ATPL Theory

Air Data Computer

Air Data Computer (ADC)


🧭 1️⃣ What is the ADC?

The Air Data Computer (ADC) is like the “brain” of the pitot–static system. It takes information from the aircraft’s air pressure sensors and calculates important flight data for the cockpit and flight control systems.


⚙️ 2️⃣ What Inputs It Uses

The ADC receives three main inputs:

Source Measures Type of Pressure
Pitot Tube Air pressure from airflow Total Pressure (Pt)
Static Port Air pressure outside the aircraft Static Pressure (Ps)
Temperature Probe Outside air temperature TAT (Total Air Temperature)
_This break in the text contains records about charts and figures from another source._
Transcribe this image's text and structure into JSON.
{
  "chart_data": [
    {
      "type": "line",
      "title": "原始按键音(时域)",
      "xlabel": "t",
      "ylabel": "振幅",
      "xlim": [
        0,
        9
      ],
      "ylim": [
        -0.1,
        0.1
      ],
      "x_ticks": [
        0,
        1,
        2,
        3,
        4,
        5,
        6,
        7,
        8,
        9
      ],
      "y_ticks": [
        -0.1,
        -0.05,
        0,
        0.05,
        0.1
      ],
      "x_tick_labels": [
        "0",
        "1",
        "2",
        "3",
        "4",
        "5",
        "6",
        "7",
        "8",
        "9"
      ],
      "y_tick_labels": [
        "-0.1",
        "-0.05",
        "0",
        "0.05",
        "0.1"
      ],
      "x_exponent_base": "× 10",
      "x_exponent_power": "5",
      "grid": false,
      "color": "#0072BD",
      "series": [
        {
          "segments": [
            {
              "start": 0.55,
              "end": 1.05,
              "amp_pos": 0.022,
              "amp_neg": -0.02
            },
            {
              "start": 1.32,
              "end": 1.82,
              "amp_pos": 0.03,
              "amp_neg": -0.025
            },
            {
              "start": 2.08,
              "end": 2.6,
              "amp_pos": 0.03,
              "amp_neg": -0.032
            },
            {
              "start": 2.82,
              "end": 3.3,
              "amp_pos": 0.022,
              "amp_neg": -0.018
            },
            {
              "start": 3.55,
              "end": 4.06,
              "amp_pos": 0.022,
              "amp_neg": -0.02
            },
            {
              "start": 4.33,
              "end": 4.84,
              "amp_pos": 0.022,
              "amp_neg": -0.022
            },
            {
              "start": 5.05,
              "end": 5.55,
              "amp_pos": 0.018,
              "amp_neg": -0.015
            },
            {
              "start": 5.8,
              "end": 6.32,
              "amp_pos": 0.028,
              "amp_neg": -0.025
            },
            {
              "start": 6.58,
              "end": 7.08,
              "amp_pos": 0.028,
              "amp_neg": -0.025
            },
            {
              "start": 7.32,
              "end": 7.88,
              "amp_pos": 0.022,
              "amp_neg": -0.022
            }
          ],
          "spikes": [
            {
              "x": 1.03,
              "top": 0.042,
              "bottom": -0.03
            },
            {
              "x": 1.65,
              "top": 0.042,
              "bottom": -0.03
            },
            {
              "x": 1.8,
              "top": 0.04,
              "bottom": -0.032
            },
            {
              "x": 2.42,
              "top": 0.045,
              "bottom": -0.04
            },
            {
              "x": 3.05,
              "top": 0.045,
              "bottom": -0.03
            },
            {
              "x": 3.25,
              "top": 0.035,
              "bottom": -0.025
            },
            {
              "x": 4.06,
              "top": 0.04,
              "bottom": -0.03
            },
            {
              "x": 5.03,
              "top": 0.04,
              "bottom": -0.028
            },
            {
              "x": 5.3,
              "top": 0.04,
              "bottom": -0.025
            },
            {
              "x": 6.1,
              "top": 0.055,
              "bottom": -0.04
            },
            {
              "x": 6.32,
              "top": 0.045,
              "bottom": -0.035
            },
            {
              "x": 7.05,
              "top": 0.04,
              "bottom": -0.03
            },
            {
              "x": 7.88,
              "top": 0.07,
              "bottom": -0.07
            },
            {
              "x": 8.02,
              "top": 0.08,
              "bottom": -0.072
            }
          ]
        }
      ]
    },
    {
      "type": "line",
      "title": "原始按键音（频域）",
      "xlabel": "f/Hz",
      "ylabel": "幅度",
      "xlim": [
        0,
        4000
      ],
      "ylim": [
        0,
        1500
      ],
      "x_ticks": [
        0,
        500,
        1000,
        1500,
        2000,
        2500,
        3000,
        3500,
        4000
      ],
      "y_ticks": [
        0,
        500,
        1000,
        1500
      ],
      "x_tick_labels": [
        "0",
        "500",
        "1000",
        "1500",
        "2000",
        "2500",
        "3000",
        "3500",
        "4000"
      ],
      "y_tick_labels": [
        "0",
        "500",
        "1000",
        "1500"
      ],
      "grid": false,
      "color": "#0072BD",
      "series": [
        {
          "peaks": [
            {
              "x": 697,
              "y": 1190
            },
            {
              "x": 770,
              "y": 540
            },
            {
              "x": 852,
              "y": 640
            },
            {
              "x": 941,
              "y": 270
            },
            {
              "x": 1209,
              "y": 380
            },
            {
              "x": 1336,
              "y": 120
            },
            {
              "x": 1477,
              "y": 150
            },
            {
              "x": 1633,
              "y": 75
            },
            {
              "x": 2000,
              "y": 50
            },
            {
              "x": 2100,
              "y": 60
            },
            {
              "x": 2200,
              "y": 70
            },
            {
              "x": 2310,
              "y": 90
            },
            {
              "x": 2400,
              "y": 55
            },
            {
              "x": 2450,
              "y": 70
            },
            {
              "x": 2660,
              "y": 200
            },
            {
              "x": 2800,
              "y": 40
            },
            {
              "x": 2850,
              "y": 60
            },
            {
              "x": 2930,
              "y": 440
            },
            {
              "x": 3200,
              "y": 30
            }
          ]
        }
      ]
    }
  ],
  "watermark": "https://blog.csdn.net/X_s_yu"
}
🧮 3️⃣ What the ADC Calculates

Using those inputs, the ADC computes:

Output Meaning Used For
IAS (Indicated Airspeed) Based on difference between total and static pressure Airspeed indicator
TAS (True Airspeed) IAS corrected for altitude & temperature Navigation / FMS
Mach Number Ratio of TAS to speed of sound High-speed aircraft
Altitude (Pressure Altitude) From static pressure Altimeter display
Vertical Speed (VSI) Rate of change of static pressure Climb / descent indication
OAT / SAT Outside air temperature Performance calculations

✅ These values are sent digitally to:

  • PFD (Primary Flight Display)
  • FMS (Flight Management System)
  • Autopilot / Flight Director
  • Transponder (for Mode C / Mode S altitude reporting)

💡 4️⃣ How It Works — Simplified

Pitot Tube (Total P) →┐
                      │
Static Port (Static P) → ADC → Airspeed, Altitude, Mach, VSI
                      │
Temp Probe (TAT) →───┘

It’s essentially a pressure + temperature calculator that converts these physical values into digital air data for the avionics system.


✈️ 5️⃣ Advantages of a Modern ADC

  • More accurate (no mechanical lag like old analog instruments)
  • Provides digital outputs to many systems simultaneously
  • Enables redundancy (usually 2 or 3 ADCs for safety)
  • Automatically corrects for known errors (position, compressibility, etc.)

✈️ 6️⃣ In Simple Words

The Air Data Computer takes air pressure and temperature, does the math, and tells the airplane how high, how fast, and how quickly it’s climbing or descending.